Tuesday, November 29, 2011

Confession





So I have something I'd like to admit to the big bad internet, well OK, my small cult of followers. 


I am completely, one hundred percent afraid of the dark. Like 5 year old cowering under the covers because of the boogey man scared. Like I have to sleep with a light on almost every night scared. 


Yup, I'm 24 and terrified of the dark. I loathe having to pee and walk across the 5 steps to my bathroom. There are too many doors and it's dark and it's windy outside. 


I think I'm gonna go ahead and blame my overly active imagination on this one. That and the fact that for a good 5-6ish years of my life I lived in an ancient house that was haunted. No joke.  Full on ghost and spirits. Just ask my brother he'll confirm.

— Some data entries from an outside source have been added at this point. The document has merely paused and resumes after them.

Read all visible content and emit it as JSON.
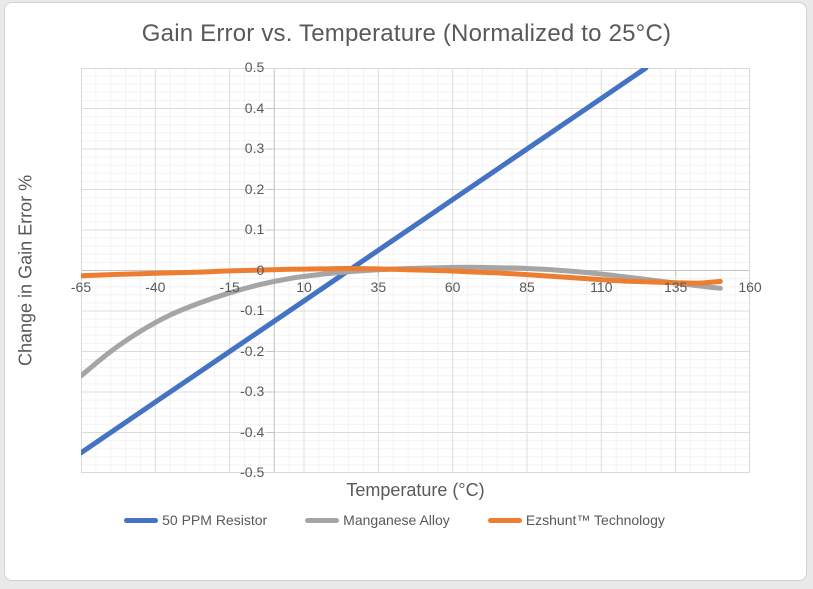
{
  "chart_data": {
    "type": "line",
    "title": "Gain Error vs. Temperature (Normalized to 25°C)",
    "xlabel": "Temperature (°C)",
    "ylabel": "Change in Gain Error %",
    "xlim": [
      -65,
      160
    ],
    "ylim": [
      -0.5,
      0.5
    ],
    "x_ticks": [
      -65,
      -40,
      -15,
      10,
      35,
      60,
      85,
      110,
      135,
      160
    ],
    "y_ticks": [
      0.5,
      0.4,
      0.3,
      0.2,
      0.1,
      0,
      -0.1,
      -0.2,
      -0.3,
      -0.4,
      -0.5
    ],
    "x_minor_step": 5,
    "y_minor_step": 0.02,
    "grid": "major and minor gridlines on",
    "legend_position": "bottom",
    "axis_layout": "y-axis drawn at x=0, x-axis drawn at y=0, tick marks outside",
    "colors": {
      "grid_major": "#dcdcdc",
      "grid_minor": "#f3f3f3",
      "axis": "#c3c3c3",
      "plot_border": "#d9d9d9",
      "text": "#595959"
    },
    "series": [
      {
        "name": "50 PPM Resistor",
        "color": "#4472C4",
        "stroke_width": 5,
        "points": [
          [
            -65,
            -0.45
          ],
          [
            -40,
            -0.325
          ],
          [
            -15,
            -0.2
          ],
          [
            10,
            -0.075
          ],
          [
            25,
            0
          ],
          [
            35,
            0.05
          ],
          [
            60,
            0.175
          ],
          [
            85,
            0.3
          ],
          [
            110,
            0.425
          ],
          [
            125,
            0.5
          ]
        ]
      },
      {
        "name": "Manganese Alloy",
        "color": "#A5A5A5",
        "stroke_width": 5,
        "points": [
          [
            -65,
            -0.26
          ],
          [
            -55,
            -0.2
          ],
          [
            -45,
            -0.15
          ],
          [
            -35,
            -0.11
          ],
          [
            -25,
            -0.08
          ],
          [
            -15,
            -0.055
          ],
          [
            -5,
            -0.035
          ],
          [
            5,
            -0.02
          ],
          [
            15,
            -0.01
          ],
          [
            25,
            -0.003
          ],
          [
            35,
            0.002
          ],
          [
            45,
            0.005
          ],
          [
            55,
            0.007
          ],
          [
            65,
            0.008
          ],
          [
            75,
            0.007
          ],
          [
            85,
            0.005
          ],
          [
            95,
            0.001
          ],
          [
            105,
            -0.005
          ],
          [
            115,
            -0.013
          ],
          [
            125,
            -0.022
          ],
          [
            135,
            -0.031
          ],
          [
            145,
            -0.04
          ],
          [
            150,
            -0.044
          ]
        ]
      },
      {
        "name": "Ezshunt™ Technology",
        "color": "#ED7D31",
        "stroke_width": 5,
        "points": [
          [
            -65,
            -0.013
          ],
          [
            -55,
            -0.01
          ],
          [
            -45,
            -0.008
          ],
          [
            -35,
            -0.006
          ],
          [
            -25,
            -0.004
          ],
          [
            -15,
            -0.001
          ],
          [
            -5,
            0.001
          ],
          [
            5,
            0.003
          ],
          [
            15,
            0.004
          ],
          [
            25,
            0.005
          ],
          [
            35,
            0.004
          ],
          [
            45,
            0.002
          ],
          [
            55,
            0
          ],
          [
            65,
            -0.003
          ],
          [
            75,
            -0.006
          ],
          [
            85,
            -0.01
          ],
          [
            95,
            -0.015
          ],
          [
            105,
            -0.02
          ],
          [
            115,
            -0.025
          ],
          [
            125,
            -0.028
          ],
          [
            135,
            -0.03
          ],
          [
            143,
            -0.031
          ],
          [
            150,
            -0.027
          ]
        ]
      }
    ]
  },
  "legend": {
    "items": [
      {
        "label": "50 PPM Resistor",
        "color": "#4472C4"
      },
      {
        "label": "Manganese Alloy",
        "color": "#A5A5A5"
      },
      {
        "label": "Ezshunt™ Technology",
        "color": "#ED7D31"
      }
    ]
  }
}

Or maybe it's from when I was a kid and we had this basement with a super long hallway. For some reason my friends and I thought it would be funny for my dad to hide in one of the rooms, turn off all the lights and we would walk slowly down the hallway while my dad made noises and would eventually jump out and scare the bejesus out of us. 


OR. 


Or maybe it's the time when I had the brilliant idea to live in an apartment by myself in college. I was peacefully sleeping one night when all of a sudden I heard a rapping at my bedroom window. I just thought it was the tree that hung kinda low and that it was windy outside. It started getting louder and louder and it was too consistent. So I clapped on the lights (yes, yes let the mockery begin, I own a Clapper) and there outside my window was this hand knocking on my frosted window. I think I screamed. Literally and curled up in a ball in the space between my bedroom and the living room. Fetal style. The next day I called my ex who lived across the street and curled up with him I was so freaked out.


Weirdo? Probably. More like easily spooked. 


The boiler is in a closet in my room so it makes noise now and again. Well it decided to talk last night. I was freaked the hell out. 


Remember that teddy bear? Well if he were living he would have died from the amount of strangulation I was providing. 


In fact I'm kind of scaring myself while writing this...


So, there. I'm an adult who is fully willing to tell you that I'm petrified of creaky houses and the dark. And ghost hands. 


Great. Now I'm gonna have to sleep with the light on and look at pictures of kittens before bed...good gravy.